De rechtbank acht termen aanwezig verweerder op de voet van artikel 8:75, eerste lid van de Awb, te veroordelen in de kosten die eisers in verband met de behandeling van het beroep bij de rechtbank redelijkerwijs hebben moeten maken. Met inachtneming van het Besluit proceskosten bestuursrecht bepaalt de rechtbank deze kosten op (2 x € 472,-) € 944,- voor verleende rechtsbijstand (waarvan 1 punt voor het indienen van het beroepschrift en 1 punt voor het verschijnen ter zitting).

Beslissing

De rechtbank:
  • verklaart het beroep gegrond;
  • vernietigt het bestreden besluit;
  • bepaalt dat verweerder opnieuw dient te beslissen op het door eisers gemaakte bezwaar met inachtneming van hetgeen in deze uitspraak is overwogen;
  • veroordeelt verweerder in de proceskosten van eisers, welke zijn vastgesteld op € 944,- en bepaalt dat deze kosten aan eisers moeten worden betaald;
  • bepaalt dat verweerder eisers het betaalde griffierecht van € 160,- vergoedt.
Deze uitspraak is gedaan door mr.

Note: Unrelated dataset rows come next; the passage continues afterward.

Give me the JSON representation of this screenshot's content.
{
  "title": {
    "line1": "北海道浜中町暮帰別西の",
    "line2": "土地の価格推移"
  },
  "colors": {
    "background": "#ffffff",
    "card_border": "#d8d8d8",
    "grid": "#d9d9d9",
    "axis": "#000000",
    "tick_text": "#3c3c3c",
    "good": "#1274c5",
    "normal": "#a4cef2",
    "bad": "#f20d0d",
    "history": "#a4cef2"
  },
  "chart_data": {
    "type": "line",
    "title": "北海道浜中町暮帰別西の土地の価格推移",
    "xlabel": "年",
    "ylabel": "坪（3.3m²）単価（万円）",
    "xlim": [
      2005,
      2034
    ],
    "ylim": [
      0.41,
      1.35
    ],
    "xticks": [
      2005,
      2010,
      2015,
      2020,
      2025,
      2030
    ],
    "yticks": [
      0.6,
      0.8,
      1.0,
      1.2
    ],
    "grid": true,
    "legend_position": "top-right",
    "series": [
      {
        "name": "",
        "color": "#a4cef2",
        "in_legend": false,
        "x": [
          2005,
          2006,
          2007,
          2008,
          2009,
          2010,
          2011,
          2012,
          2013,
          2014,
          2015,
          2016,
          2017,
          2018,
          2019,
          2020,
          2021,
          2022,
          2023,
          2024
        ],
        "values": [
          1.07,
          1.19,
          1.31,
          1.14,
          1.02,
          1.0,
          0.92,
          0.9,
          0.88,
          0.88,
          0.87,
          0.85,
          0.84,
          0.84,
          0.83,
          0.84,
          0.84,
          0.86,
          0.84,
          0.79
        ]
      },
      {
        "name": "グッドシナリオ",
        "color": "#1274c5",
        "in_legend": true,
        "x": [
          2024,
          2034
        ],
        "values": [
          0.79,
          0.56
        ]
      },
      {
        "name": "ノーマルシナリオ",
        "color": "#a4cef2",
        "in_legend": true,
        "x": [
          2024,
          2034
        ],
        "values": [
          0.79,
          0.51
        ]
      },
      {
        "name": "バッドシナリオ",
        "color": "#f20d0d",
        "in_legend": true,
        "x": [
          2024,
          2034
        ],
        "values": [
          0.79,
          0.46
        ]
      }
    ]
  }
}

A.W. Wassink, voorzitter, mr. P.G. Wijtsma en mr. H. Pieffers, leden, in aanwezigheid van mr. E.H. Pot, griffier. De beslissing is in het openbaar uitgesproken op 6 november 2013.
griffier voorzitter
Afschrift verzonden aan partijen op:

Rechtsmiddel

Tegen deze uitspraak kan binnen zes weken na de dag van verzending daarvan hoger beroep worden ingesteld bij de Afdeling bestuursrechtspraak van de Raad van State.